Maureen Dowd, on this bit from the interview [sorry, NY Times select]: “The Bubble Boy can even contradict himself and not notice.” It does seem like a deeply irrational thing to say, yet it clearly is not a contradiction, per se. In fact it seems like a disjunctive variation on Moore’s paradox. Bush’s version (inadversion, rather) is perhaps rather interesting. “Whether or not P, I believe P” has the same truth-conditions as “I believe P”. So one can turn any of one’s own belief statements into a Bushian bit of madness without impairing its truth. (Just try it at home.)
Bonus points for working in the following lines from the interview:
Bush: “I’m interested in the news.
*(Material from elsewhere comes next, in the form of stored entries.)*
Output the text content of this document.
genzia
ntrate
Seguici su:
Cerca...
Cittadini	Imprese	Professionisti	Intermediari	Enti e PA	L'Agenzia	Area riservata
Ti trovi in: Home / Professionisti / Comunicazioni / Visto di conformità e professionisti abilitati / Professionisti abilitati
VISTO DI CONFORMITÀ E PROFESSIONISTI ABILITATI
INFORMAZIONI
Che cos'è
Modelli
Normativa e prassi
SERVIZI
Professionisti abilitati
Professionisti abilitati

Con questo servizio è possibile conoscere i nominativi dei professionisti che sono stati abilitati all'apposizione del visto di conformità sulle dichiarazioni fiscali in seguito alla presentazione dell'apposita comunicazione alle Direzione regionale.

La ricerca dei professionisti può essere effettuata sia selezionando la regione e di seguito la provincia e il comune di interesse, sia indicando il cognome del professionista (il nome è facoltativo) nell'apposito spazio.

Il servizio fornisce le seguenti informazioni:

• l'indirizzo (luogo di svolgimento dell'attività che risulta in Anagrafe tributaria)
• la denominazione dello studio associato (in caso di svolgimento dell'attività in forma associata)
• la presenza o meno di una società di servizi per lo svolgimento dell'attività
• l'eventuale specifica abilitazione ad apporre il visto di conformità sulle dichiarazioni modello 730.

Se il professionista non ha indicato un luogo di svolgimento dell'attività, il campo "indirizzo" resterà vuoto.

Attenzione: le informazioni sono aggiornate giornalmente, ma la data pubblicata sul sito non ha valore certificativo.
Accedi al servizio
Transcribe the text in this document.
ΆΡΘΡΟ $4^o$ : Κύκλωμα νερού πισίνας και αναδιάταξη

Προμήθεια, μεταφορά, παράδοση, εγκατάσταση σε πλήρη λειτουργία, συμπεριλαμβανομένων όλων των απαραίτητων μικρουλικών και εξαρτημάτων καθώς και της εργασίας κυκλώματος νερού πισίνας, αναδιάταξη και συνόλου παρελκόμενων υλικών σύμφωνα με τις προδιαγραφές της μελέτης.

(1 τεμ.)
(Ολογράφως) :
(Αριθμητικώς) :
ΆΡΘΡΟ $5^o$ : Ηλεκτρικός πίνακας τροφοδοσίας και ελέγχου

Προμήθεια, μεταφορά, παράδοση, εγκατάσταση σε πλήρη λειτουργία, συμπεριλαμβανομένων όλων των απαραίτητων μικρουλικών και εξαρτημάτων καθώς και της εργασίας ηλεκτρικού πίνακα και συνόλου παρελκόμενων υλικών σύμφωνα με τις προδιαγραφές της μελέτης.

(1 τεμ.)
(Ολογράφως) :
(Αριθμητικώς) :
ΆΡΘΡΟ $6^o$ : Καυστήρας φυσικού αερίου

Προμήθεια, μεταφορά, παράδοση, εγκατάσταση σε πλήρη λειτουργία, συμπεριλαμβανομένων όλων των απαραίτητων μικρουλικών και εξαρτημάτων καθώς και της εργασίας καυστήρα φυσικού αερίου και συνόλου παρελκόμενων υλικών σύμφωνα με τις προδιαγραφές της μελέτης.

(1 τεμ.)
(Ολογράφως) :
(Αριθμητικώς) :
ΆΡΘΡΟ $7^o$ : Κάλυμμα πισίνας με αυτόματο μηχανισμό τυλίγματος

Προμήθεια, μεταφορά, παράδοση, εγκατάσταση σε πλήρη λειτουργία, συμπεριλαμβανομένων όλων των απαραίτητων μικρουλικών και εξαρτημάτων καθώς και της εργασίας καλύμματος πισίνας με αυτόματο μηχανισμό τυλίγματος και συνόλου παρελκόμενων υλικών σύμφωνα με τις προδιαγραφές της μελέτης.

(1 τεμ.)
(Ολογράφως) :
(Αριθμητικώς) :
I’m not all that interested in the opinions.”
Brian Williams: “So what is truth, Mr. President?”
Getting back to the paradox, I think the proper diagnosis of the peculiarity of Bush’s statement must run as follows. For Gricean reasons, you wouldn’t preface a belief statement with a tautology, in this way, unless you meant to conversationally implicate the irrelevance of one question to another. (That’s not adequate, and there’s got to be a better way to say it.) Example: ‘whether Bush sincerely believes the war was a good idea or not, I believe the the war was a bad idea.’ That’s completely coherent. (It also highlights the inadequacy of my brief gloss: obviously I don’t think Bush’s mental state is totally irrelevant to an assessment of the wisdom of the war plans. But I think the question about the war plans can be answered without settling that other thing.) Anyhoo, to complete the thought: what is odd about Bush’s statement is that he is conversationally implicating that facts about P are irrelevant to/do not determine his beliefs about P. An epistemic bubble, yes, but not a logical contradiction.